4 steps to prepare your garden for winter with compost

November 3, 2015

When the leaves begin falling it's time to start getting your garden ready for winter. To help prepare the soil for the cold months ahead and ensure it's ready for spring, here are four simple steps for creating and using a winter compost of dead leaves.

4 steps to prepare your garden for winter with compost

[Image Credit: iStock.com/tbradford]

1. Get rid of dying plants

The first thing to do is to rid your garden of diseased, dying plants including those infested with insects. Winter will only exacerbate these conditions, so it's best to get rid of them ahead of the cold.

  • Make sure you keep diseased plants away from your compost pile. That’ll prevent you from adding those diseases back into the soil in the spring when you spread the compost again.

2. Prune perennials

Cut back perennials to under 15 cm (six inches) after the first frost.

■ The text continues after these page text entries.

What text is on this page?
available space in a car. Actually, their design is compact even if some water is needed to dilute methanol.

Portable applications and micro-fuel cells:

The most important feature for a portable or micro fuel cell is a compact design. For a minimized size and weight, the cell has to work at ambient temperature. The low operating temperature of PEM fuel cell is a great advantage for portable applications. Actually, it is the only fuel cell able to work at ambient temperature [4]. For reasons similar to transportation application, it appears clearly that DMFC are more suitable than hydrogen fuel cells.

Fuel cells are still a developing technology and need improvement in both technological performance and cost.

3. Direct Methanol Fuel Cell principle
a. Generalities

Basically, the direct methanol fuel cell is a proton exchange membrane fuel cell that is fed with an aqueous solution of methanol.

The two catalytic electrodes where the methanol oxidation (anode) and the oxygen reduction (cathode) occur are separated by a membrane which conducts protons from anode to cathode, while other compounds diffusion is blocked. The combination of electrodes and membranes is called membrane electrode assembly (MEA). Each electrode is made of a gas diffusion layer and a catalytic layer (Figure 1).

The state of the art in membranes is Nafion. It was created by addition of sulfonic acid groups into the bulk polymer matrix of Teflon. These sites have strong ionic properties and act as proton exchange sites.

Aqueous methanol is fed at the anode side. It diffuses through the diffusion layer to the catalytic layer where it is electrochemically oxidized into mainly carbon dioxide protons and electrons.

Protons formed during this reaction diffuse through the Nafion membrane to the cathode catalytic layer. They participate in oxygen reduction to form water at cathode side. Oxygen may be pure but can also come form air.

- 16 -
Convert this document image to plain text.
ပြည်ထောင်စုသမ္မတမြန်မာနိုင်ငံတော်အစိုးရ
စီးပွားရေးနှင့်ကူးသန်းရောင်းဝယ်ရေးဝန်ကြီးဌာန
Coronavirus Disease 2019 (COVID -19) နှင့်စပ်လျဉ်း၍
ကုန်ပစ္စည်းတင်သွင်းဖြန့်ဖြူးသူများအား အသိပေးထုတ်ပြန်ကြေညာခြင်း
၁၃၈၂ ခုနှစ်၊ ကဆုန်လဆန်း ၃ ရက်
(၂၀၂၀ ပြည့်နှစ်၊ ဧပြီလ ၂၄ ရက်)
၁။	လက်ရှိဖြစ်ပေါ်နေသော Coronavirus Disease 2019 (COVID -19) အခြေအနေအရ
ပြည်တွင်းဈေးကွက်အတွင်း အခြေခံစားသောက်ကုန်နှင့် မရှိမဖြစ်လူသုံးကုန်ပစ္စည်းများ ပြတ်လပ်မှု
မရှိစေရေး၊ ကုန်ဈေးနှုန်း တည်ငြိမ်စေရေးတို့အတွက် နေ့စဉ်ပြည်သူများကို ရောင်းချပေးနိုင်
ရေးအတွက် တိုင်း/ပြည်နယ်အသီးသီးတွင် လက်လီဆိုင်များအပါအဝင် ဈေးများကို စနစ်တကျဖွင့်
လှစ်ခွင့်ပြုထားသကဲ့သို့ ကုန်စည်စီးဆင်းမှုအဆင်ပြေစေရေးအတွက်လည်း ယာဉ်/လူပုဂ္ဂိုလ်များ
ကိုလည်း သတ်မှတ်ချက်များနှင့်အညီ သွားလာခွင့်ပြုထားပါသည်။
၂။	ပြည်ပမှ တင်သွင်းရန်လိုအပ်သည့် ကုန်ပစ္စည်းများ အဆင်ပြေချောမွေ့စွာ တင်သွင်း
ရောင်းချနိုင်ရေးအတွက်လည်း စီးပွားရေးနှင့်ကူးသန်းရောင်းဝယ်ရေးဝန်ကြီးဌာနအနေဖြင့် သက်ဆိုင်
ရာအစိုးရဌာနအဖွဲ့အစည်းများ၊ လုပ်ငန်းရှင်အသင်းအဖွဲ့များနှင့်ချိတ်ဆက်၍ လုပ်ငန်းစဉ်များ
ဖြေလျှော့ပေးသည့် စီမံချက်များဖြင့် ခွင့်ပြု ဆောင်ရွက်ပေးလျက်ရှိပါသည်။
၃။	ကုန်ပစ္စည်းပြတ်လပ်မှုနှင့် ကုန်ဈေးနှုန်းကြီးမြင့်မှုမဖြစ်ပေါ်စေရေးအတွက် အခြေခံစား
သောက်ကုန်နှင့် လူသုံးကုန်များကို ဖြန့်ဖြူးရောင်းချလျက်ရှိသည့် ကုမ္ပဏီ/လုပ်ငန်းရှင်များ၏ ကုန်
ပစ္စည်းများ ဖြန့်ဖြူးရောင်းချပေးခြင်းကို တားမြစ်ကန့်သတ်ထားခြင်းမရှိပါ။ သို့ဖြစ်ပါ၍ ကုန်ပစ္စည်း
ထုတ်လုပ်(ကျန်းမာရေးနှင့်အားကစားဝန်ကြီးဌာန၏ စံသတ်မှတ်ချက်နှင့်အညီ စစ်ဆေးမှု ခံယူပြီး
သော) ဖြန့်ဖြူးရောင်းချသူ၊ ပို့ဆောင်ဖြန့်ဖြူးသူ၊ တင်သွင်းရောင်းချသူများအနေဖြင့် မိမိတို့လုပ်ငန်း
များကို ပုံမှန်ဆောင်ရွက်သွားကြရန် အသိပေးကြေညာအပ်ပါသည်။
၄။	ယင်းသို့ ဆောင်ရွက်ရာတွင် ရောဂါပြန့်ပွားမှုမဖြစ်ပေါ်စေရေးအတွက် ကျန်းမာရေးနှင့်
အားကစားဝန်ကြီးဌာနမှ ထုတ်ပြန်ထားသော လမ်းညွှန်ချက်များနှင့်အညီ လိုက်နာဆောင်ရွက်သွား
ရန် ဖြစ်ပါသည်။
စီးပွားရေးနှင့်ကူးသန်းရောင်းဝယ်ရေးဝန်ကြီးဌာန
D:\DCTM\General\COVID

  • The plant should be dead before you cut it back, but it will have its energy stored in the roots to allow it to grow again in the spring.
  • Get rid of any other unsightly or slimy plants so you can easily spread compost in the areas that need it before winter begins in earnest.

3. Cover with compost

Compost feeds the soil with nutrients so that it doesn't dry out and become unhealthy over the winter. It's basically like adding live food to the ground to help keep the plants and vegetables in your garden nourished, even when the ground freezes over.

  • To get your garden ready for winter and ensure enough nutrients are available for the plants, spread 2.5 to 15.25 cm (one to six inches) of compost or composted manure over the soil.

4. Prepare a winter compost pile

You can work on building a compost pile all year round from things like kitchen food waste, yard waste, straw, leaves and grass.

  • Keep the pile going all winter so that you have fresh compost to use in spring. It can be a slow process in the winter when Canada's temperatures can drop well below freezing.
  • In some more northerly locations you'll have to wait until spring to start a new pile. However, if you get a lot of sunshine in your garden, you can keep the pile in a sunny spot so that the frost melts from it.

Remember to keep the pile filled with carbon-rich material from greens and kitchen scraps and to turn it frequently.

  • Compost tumblers are a great system for turning and storing compost in icy weather.

Follow these steps and you'll have a fresh and healthy compost pile for your soil when the Canadian spring rolls around.